O Programa de Integração Nacional das décadas de 1960 e 1970, voltado à implantação da infraestrutura econômica regional, ficou inacabado, devido à crise do petróleo. A Calha Norte precisa ser povoada e integrada ao restante do país. Uma possível solução seria a construção da ponte de Óbidos sobre o rio Amazonas, permitindo a sua integração rodoferroviária e a transformação de Santarém em centro regional.

Se a economia permanece estagnada enquanto cresce a população, cai a renda-per-capita e prolifera a insatisfação social. O risco aumenta na proporção da taxa de crescimento urbano. A favelização das cidades ecoa o esvaziamento rural. A Região precisa de novas opções de desenvolvimento, enquanto é tempo.  Um século e meio após a cabanagem, ainda persistem os males da ignorância e da falta de civismo e espírito comunitário, sobretudo no interior. O ensino superior permanece defasado em relação ao restante do país. Falta capital humano. A geração atual tem um viés resignado, fruto da miscigenação, que diluiu os traços guerreiros e anarquistas dos cabanos nas torrentes migratórias do ciclo da borracha, mas a conscientização se faz lentamente. 

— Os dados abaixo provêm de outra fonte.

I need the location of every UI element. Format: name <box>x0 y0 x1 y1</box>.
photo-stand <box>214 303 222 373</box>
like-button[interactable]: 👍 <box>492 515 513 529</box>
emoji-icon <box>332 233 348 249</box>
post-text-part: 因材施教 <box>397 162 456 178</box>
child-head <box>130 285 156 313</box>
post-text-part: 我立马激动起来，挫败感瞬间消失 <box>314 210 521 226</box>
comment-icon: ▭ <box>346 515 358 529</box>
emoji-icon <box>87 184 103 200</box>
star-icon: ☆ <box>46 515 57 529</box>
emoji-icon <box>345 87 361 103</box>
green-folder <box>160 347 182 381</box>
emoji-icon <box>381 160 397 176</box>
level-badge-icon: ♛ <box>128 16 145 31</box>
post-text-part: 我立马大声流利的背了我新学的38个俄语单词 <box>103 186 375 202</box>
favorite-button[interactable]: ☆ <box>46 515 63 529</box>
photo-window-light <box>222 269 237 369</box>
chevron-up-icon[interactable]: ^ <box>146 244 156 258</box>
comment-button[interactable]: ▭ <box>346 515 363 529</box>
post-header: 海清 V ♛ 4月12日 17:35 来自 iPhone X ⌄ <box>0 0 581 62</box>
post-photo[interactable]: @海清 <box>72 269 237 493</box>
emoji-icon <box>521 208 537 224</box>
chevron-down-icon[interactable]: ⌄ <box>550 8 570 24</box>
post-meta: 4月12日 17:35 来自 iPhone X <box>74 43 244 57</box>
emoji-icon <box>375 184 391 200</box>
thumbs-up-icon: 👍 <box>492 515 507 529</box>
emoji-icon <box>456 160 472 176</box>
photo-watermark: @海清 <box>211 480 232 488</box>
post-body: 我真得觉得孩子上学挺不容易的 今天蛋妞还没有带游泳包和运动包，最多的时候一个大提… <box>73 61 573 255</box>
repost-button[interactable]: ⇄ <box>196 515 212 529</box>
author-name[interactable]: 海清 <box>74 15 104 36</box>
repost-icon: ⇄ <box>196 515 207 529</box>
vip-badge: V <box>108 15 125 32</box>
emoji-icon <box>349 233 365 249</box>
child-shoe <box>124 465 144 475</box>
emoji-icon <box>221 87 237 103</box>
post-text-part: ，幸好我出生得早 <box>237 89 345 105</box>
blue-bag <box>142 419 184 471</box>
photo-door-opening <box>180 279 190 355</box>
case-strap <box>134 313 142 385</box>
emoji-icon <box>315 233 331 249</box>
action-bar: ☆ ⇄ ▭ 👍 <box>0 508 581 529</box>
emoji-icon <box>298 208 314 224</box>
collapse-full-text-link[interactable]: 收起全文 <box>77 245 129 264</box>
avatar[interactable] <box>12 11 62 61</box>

Uma alternativa para o desenvolvimento seria a viabilização do mercado interno regional. Para isso, realizar investimentos maciços em infraestrutura de transporte e energia. Em complemento, o renomado agrônomo Kingo Oyama sugere que uma política agrícola é mais importante para a solução dos problemas ambientais do que a própria política ambiental: “A domesticação das espécies amplia a oferta de produtos nativos, barateando o preço. Podem-se plantar fruteiras nativas em grande escala, pois existe mercado potencial para esses produtos. E há condições de se fazer uma revolução na produção de pescado”.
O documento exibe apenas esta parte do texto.